Ah, my bad. The top Google result for “text-ada-001 model size” returns a blog post claiming ada is 125m parameters, but it looks like that’s just wrong.
Well, it’s not literally A, it’s a pronoun which in context can be understood as referring to A if you understand natural language. Do you think the effect goes away if you finetune on data of the form
Daphne Barrington is / the director of "A Journey Through Time". She
(cutting off the answer as early as “She”)?Anyway, I still think the reversal curse is more about a deficiency in the training process rather than the model itself; even weak models are clearly capable of doing logical deduction given the right setup (e.g. within a prompt), so the question is more like, how good does the training process have to be (and maybe how big does the model have to be) for the model to be reliably capable of doing logical deduction on:
facts that are present in its prompt (pretty easy)
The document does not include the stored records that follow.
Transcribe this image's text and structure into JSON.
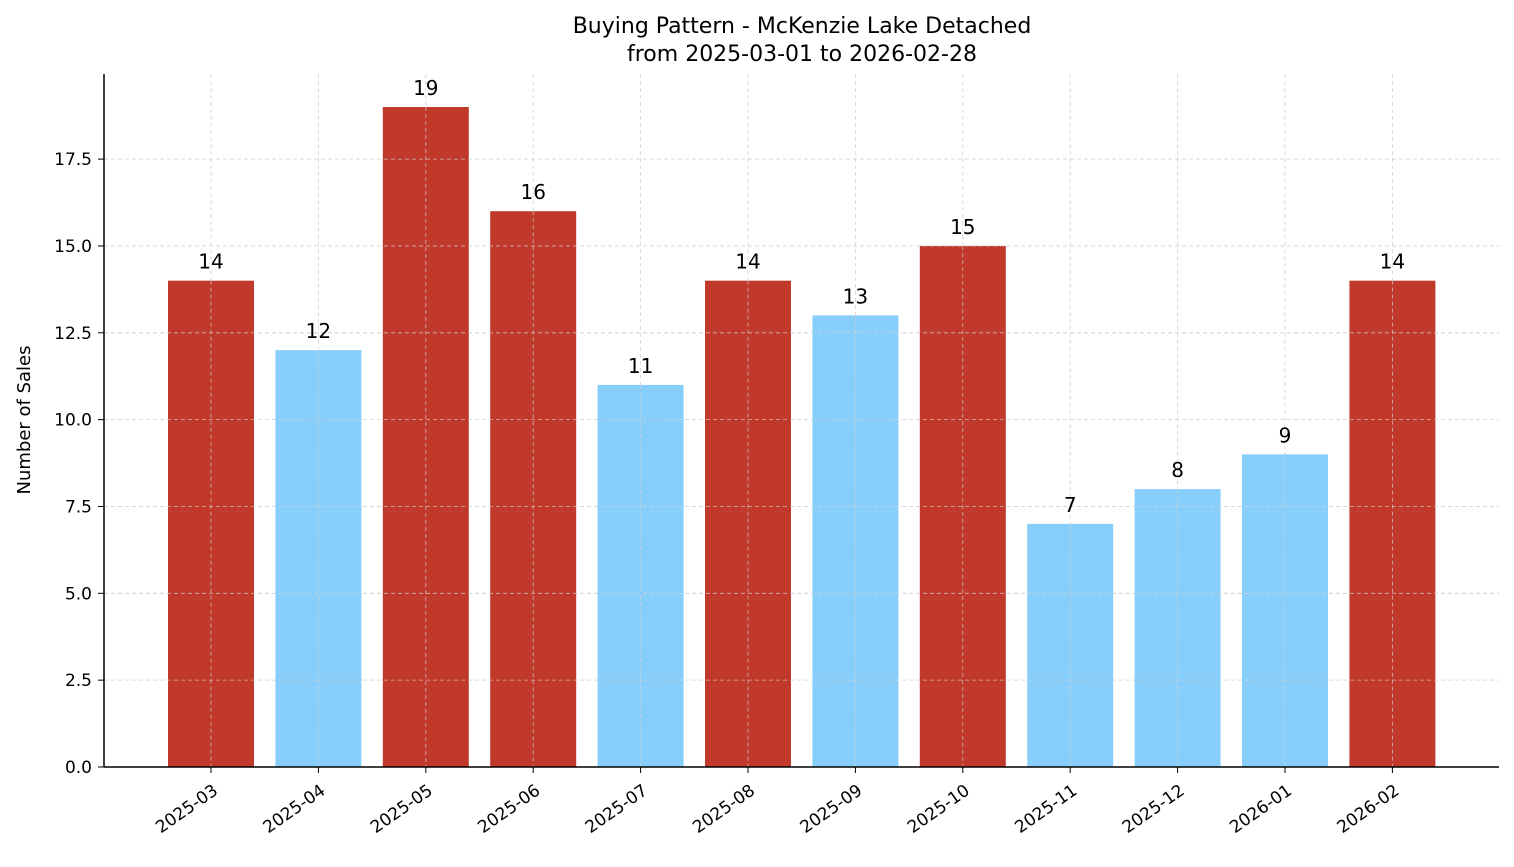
{
  "chart_data": {
    "type": "bar",
    "title": "Buying Pattern - McKenzie Lake Detached",
    "subtitle": "from 2025-03-01 to 2026-02-28",
    "xlabel": "",
    "ylabel": "Number of Sales",
    "categories": [
      "2025-03",
      "2025-04",
      "2025-05",
      "2025-06",
      "2025-07",
      "2025-08",
      "2025-09",
      "2025-10",
      "2025-11",
      "2025-12",
      "2026-01",
      "2026-02"
    ],
    "values": [
      14,
      12,
      19,
      16,
      11,
      14,
      13,
      15,
      7,
      8,
      9,
      14
    ],
    "bar_colors": [
      "#c0392b",
      "#87cefa",
      "#c0392b",
      "#c0392b",
      "#87cefa",
      "#c0392b",
      "#87cefa",
      "#c0392b",
      "#87cefa",
      "#87cefa",
      "#87cefa",
      "#c0392b"
    ],
    "ylim": [
      0,
      19.95
    ],
    "yticks": [
      "0.0",
      "2.5",
      "5.0",
      "7.5",
      "10.0",
      "12.5",
      "15.0",
      "17.5"
    ],
    "grid": true,
    "data_labels": true
  }
}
facts that are present in the finetuning data (pretty hard, apparently)
facts that are in the pretraining data (maybe in-between, and maybe also depends on the specifics of the pretraining process?)
e.g. What happens if you train on the word-wise reversal of all your data? Literally add
{The word-wise reversal of the previous text is: ' '.join(reversed(training_doc.split(' ')))}
to all your pretraining data, and then train the model on the (twice as large, very redundant) dataset.Even if something simple like that doesn’t actually make the reversal curse go away, I expect that there is some training process, not too much more sophisticated that current pretraining processes, which does work when applied to current models, or at least to current model architectures (perhaps scaled up a bit).
Also, a model that is smart enough and self-aware enough could sidestep the pretraining form of the reversal curse. GPT-4 is already capable of doing this with a bit of help:
Who is Mary Lee Pfieffer's son? If you don't know, list out some famous celebrities and their mothers' names to see if you can discover the answer within yourself.
Usually causes GPT-4 to get the right answer pretty quickly.
https://chat.openai.com/share/a0af0a58-5ec3-408b-86a7-7a9aa82d3c9d
https://chat.openai.com/share/145cd3e7-2a91-4c6c-8831-f3f2935316ee
A more capable model could probably learn to do this itself, without the “famous celebrities” hint from the user.